With a laugh, Ben said, “Isn’t he? I don’t think you’re right about that. Should I take you to his place and tuck you up?”

The sensation Willow got in her tummy and legs didn’t seem the right reaction to being offered comfort from a big brother figure. “I can just go to the Court of Angels.”

“We both know that.”

“Will Sykes be at his place?”

After too long a pause, Ben said, “No. Not tonight.”

“He gave you a key?”

“Uh-huh.”

“And told you to take me there for the night?”

“If we wanted to go,” Ben said.

“That’s a bit obvious, isn’t it?”

He looked at her without a suggestion of amusement. “It can be anything we want to make it.”

Willow walked on, slowly.

“It’s on St. Peter Street,” Ben said. “Near Dauphine. Why don’t you know that?”

“Sykes never volunteered the information. Things were strained when he found the studio and started spending a lot of time there, so I never asked.

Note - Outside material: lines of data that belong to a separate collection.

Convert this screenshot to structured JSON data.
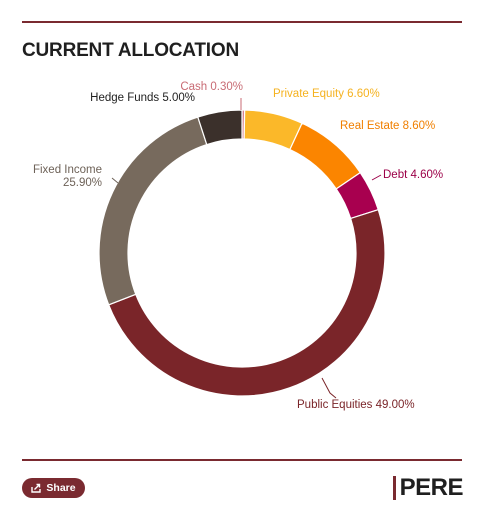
{
  "header": {
    "title": "CURRENT ALLOCATION"
  },
  "footer": {
    "share_label": "Share",
    "brand": "PERE"
  },
  "chart_data": {
    "type": "pie",
    "donut": true,
    "title": "CURRENT ALLOCATION",
    "legend": "none",
    "slices": [
      {
        "label": "Cash 0.30%",
        "value": 0.3,
        "color": "#d7848f"
      },
      {
        "label": "Private Equity 6.60%",
        "value": 6.6,
        "color": "#fbb829"
      },
      {
        "label": "Real Estate 8.60%",
        "value": 8.6,
        "color": "#fb8500"
      },
      {
        "label": "Debt 4.60%",
        "value": 4.6,
        "color": "#a8004f"
      },
      {
        "label": "Public Equities 49.00%",
        "value": 49.0,
        "color": "#7a2529"
      },
      {
        "label_lines": [
          "Fixed Income",
          "25.90%"
        ],
        "value": 25.9,
        "color": "#776a5d"
      },
      {
        "label": "Hedge Funds 5.00%",
        "value": 5.0,
        "color": "#3b302b"
      }
    ],
    "label_colors": [
      "#c86b74",
      "#f5b21f",
      "#f07f00",
      "#9c0048",
      "#7a2529",
      "#6e6258",
      "#1f1f1f"
    ]
  }
}
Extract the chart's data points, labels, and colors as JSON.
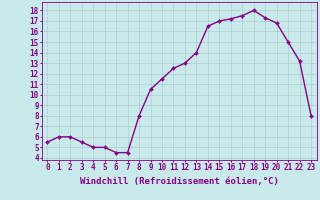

We’re going the wrong way.” She swallowed.

“Yes,” Ben said, turning her around. “So we are.” He didn’t keep the pleasure out of his voice.

He wanted her to himself tonight—but then, he’d wanted that for a long time. What hadn’t changed was Willow’s own uncertainty about whether they could be happy together for very long.

“I’m going to call Nat first thing and find out if Blades came to any conclusions about Chloe Brandt’s wounds. And the cause of death.”

“Yes.” She wanted to know, but wished she didn’t have to think about it constantly.

Even passing drunks were subdued. A man sat on the curb with his feet in the gutter, a bottle hanging between his knees. Stillness blanketed the Quarter, still heat. A storm could be brewing.

“We’ve got the same issues between us, Ben,” Willow said.

“I wish you’d let me in on exactly what they are. It’s time we didn’t have any issues at all. I’m thinking of getting us both away from here. Start over somewhere. White picket fence, a couple of kids—”

“Don’t joke.”

“Who’s joking? I want to see if you like Kauai, too. My house is on the beach at the most secluded spot in an amazing bay. If I see someone nearby, it’s an event.”

He turned her left on Dauphine.

“How long would it take you to get bored?” Willow said.

“Go there with me and ask that.”

“Maybe I will one day.” She glanced up at the side of his face, all angles in the shadows, his hair shining black and tied at the nape. She couldn’t imagine a woman who would get bored being with him in a secluded Hawaiian cove.

Power moved with Benedict Fortune, and grace, but most of all, mysticism.

“You’re coming into your own fast,” he said as if he heard what she thought.

That wasn’t beyond possibility. Willow frowned.

Out of the stillness came a current of air. Strong, direct, aimed where it tossed Willow’s hair aside. She looked at Ben again, but he hadn’t noticed. She took a deep, calming breath and carried on walking without so much as a check in her pace.